I was in Athens in 2003, a year before the Olympics returned home to the cradle of Western Civilization for the 2004 games. I was completely and utterly shocked to see the Temple of Athena Nike removed from the Acropolis for 'reconstruction'. NB: the reconstruction was required because the previous 'reconstruction' in 1940 was very poor. The temple was dismantled completely to replace the corroded concrete floor and the iron beams that were installed just 60 years earlier. It lasted for 2300 years, just for us to ruin it by assuming our building practices must be better than those then. Unfortunately, this was not the worst problem for the architecture of the Athens games. Santiago Calatrava designed a compound of modernism that physically and symbolically slapped the historical and classical face of Athens. Not that the Athenians really would understand that anymore, but that would be a longer story...

This summer's Beijing Games are going to be no different, with the possible exception that you can now add that it's dangerous to be inside sucky hyper-modernist buildings.

Far be it from me to want to compare the 6th to the 7th ring of Hell, but the 'worst' design of the Beijing Olympic Sports Complex is that of the Bird's Nest.

It has earned its nickname because it really does look like a nest made out of strands of steel. But there’s nothing featherweight about it. The weight of its roof as a proportion of total building weight is 76.3 percent — which puts it between 'very poor' and 'dangerous' based upon international standards for structural safety.

Take a look again at that Bird's Nest zoomed in for scale. Um. Duh? Can somebody please remind the starchitects that art imitates nature, it doesn't copy it blindly and then put it through a xerox with a 12000% magnification?

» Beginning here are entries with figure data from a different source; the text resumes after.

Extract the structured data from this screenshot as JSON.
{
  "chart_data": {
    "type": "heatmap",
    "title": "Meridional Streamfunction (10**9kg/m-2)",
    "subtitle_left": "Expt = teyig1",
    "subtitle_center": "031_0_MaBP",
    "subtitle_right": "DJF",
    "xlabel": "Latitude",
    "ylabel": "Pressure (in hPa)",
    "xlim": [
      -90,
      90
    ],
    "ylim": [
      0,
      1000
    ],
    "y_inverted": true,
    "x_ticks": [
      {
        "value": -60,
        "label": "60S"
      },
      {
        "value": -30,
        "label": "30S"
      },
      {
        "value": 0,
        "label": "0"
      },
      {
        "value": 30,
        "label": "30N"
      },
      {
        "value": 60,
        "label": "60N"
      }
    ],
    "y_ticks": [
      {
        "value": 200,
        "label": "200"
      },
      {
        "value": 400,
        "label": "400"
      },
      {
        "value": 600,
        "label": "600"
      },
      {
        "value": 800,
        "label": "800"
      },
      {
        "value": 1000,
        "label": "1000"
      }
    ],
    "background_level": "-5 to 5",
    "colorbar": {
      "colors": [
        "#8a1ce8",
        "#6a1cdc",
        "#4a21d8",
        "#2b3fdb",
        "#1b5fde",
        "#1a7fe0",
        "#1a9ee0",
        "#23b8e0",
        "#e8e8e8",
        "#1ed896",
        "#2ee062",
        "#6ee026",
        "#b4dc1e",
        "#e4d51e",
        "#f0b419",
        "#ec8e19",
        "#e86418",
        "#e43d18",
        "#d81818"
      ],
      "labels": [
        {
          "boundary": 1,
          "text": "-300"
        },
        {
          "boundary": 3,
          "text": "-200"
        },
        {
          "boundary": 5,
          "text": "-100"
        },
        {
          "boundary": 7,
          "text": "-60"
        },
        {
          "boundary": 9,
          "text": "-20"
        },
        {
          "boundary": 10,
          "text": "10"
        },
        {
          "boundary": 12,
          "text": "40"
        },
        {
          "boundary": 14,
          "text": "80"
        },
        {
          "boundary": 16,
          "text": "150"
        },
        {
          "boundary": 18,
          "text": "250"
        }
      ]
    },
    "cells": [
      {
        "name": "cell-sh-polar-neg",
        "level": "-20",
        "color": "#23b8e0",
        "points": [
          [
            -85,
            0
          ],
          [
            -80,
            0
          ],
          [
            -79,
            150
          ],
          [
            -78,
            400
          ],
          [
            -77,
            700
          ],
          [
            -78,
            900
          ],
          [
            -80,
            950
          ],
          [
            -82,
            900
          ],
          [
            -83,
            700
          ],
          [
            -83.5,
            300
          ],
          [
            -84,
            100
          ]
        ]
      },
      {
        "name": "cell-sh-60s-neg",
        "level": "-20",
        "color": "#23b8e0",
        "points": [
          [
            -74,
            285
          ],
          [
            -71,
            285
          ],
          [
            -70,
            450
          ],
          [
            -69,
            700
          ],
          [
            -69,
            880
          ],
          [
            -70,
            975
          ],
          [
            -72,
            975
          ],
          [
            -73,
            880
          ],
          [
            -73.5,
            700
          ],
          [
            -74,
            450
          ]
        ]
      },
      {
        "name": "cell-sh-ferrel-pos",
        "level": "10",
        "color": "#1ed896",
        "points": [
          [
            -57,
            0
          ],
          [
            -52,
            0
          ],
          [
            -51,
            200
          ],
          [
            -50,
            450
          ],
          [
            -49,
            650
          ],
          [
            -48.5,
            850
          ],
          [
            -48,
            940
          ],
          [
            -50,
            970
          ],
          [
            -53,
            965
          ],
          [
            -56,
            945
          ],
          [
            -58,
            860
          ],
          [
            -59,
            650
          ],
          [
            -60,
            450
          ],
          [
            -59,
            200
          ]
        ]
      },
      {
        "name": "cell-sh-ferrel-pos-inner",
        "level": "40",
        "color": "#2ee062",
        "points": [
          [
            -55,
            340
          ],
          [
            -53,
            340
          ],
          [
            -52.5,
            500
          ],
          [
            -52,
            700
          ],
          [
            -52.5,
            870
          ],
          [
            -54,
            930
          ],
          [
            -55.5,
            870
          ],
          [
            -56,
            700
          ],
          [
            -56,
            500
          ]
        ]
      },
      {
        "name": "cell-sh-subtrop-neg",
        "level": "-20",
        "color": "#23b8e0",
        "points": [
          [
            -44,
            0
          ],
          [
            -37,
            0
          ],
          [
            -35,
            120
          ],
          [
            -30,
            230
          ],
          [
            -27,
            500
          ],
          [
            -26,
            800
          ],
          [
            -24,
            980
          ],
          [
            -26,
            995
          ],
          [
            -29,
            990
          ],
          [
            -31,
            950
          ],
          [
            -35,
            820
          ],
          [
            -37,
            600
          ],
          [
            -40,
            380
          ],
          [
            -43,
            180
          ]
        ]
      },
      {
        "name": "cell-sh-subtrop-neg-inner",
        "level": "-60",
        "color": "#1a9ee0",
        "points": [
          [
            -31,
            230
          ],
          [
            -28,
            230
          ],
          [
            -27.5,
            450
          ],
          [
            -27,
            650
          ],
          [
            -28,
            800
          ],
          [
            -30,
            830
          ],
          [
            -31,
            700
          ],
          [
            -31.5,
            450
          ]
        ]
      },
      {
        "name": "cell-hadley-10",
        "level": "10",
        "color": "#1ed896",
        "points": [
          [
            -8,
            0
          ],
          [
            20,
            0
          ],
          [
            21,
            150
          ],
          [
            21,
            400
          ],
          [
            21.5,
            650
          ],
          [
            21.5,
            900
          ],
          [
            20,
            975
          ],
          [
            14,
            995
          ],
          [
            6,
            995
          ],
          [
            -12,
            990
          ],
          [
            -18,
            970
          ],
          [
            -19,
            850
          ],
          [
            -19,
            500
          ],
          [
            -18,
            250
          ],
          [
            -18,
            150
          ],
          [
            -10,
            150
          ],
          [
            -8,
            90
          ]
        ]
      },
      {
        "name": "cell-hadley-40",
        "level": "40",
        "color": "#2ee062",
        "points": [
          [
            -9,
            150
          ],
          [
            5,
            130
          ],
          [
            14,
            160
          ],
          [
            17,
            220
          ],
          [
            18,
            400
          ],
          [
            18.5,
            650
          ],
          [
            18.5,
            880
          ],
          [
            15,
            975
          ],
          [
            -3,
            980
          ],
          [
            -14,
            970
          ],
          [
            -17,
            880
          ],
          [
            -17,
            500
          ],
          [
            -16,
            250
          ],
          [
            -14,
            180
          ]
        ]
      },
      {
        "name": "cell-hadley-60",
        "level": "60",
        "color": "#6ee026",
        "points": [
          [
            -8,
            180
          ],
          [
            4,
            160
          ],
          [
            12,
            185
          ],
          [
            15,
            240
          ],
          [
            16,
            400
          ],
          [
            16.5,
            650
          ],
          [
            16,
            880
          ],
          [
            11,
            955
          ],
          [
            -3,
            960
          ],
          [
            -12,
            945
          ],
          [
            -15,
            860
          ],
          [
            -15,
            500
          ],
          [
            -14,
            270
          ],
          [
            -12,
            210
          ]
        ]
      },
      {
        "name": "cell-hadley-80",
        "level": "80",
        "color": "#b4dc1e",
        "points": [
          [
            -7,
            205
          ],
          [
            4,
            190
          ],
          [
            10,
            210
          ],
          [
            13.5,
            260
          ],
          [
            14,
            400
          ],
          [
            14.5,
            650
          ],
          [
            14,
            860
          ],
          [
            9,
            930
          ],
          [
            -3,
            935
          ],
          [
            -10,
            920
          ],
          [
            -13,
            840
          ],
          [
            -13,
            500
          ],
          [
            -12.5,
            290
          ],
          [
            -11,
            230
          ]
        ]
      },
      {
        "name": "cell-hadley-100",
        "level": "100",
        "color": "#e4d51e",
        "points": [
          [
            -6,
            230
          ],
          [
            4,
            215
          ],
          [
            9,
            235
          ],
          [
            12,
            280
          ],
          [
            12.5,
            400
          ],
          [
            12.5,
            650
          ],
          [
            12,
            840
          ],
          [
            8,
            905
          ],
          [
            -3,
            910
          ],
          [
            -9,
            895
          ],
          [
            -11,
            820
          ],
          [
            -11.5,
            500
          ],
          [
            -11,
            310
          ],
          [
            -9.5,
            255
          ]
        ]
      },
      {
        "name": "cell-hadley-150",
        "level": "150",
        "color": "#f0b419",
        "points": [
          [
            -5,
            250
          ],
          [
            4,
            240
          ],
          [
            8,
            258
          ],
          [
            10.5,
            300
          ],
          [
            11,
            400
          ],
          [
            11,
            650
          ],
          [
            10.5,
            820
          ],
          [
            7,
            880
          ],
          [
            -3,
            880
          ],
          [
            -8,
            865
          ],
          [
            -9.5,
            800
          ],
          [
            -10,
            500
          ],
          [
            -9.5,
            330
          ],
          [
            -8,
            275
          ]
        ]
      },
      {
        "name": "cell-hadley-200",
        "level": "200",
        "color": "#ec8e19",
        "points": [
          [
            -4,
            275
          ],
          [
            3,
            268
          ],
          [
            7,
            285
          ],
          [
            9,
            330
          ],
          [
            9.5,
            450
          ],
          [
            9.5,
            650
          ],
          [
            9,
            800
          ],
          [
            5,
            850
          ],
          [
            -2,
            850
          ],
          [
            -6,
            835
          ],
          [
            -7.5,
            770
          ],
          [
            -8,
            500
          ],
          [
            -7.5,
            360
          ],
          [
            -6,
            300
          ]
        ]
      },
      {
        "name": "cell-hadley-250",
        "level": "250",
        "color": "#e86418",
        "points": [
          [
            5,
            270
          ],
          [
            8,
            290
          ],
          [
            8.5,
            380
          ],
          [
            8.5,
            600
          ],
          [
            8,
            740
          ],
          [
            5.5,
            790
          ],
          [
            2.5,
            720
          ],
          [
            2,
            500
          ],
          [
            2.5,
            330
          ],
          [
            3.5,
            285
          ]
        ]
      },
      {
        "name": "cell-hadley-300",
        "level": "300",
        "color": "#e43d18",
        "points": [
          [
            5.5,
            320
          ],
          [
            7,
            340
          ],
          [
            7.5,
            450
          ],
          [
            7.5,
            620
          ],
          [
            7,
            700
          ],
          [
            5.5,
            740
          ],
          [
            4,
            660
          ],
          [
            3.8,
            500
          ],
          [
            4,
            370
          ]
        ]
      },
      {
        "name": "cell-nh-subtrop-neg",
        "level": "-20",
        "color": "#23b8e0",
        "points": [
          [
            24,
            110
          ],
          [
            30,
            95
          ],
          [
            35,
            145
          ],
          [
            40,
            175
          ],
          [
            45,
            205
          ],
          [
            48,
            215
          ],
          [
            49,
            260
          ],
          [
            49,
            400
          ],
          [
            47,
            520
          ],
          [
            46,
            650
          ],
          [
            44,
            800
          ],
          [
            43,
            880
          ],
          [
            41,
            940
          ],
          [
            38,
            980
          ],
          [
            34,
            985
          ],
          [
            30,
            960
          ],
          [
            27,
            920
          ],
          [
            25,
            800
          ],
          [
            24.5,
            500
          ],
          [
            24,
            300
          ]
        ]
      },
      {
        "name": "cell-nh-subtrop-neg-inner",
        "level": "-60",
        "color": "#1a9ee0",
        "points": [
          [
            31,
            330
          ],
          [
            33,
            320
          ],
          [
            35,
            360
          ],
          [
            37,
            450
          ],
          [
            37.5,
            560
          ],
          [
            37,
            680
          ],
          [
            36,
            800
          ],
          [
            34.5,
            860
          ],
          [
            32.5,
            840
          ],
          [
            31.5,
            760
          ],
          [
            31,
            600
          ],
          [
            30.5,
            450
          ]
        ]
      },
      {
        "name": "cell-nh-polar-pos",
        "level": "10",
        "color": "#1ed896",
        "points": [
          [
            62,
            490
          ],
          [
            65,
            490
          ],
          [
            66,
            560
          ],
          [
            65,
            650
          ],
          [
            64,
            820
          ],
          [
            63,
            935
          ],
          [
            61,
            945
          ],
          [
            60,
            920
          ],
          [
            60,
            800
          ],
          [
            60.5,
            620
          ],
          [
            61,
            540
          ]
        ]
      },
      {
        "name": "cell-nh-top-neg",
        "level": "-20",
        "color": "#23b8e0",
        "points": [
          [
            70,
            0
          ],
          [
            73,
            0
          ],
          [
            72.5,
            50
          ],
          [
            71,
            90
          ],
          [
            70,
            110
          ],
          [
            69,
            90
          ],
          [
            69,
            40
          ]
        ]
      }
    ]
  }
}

Granted, I would (very hesitantly) acknowledge that one might hold a good argument for the ideology of the International Style and its banal and indistinguishable bastard offspring being used for the Olympics--of all human endeavors, this is the one activity that historically and symbolically eliminates the distinction between regions and their national characters. But that's just not the way it is anymore. The Olympics have become, in one sense, the way for individual countries to brag about themselves to the world. This year, China is using the Olympics to show the world that not only are they growing into a major player, but that they are just as wealthy, hip, and important as...America.

You may complain that I'm indulging in too much hyperbole with all this, but in reality I truly believe that the modernist architectural establishment must be...over-thrown.

For now, it is very unfortunate that Beijing, a city both beautiful and ancient, full of eastern classical architecture and a rich cultural history, is being bulldozed so that it can look just like Houston.

2 comments:

Ignoramus said...

All VERY depressing. I understand this urge to ugly so little that I feel that much the more disconnected from it--and so from much of the world.

The Vitruvian Duck said...

In many ways we live in a dystopic nightmare.

It's been on my 'to read' list for too long...I think it's time that I finally pick up 'That Hideous Strength', and the rest of the Space trilogy.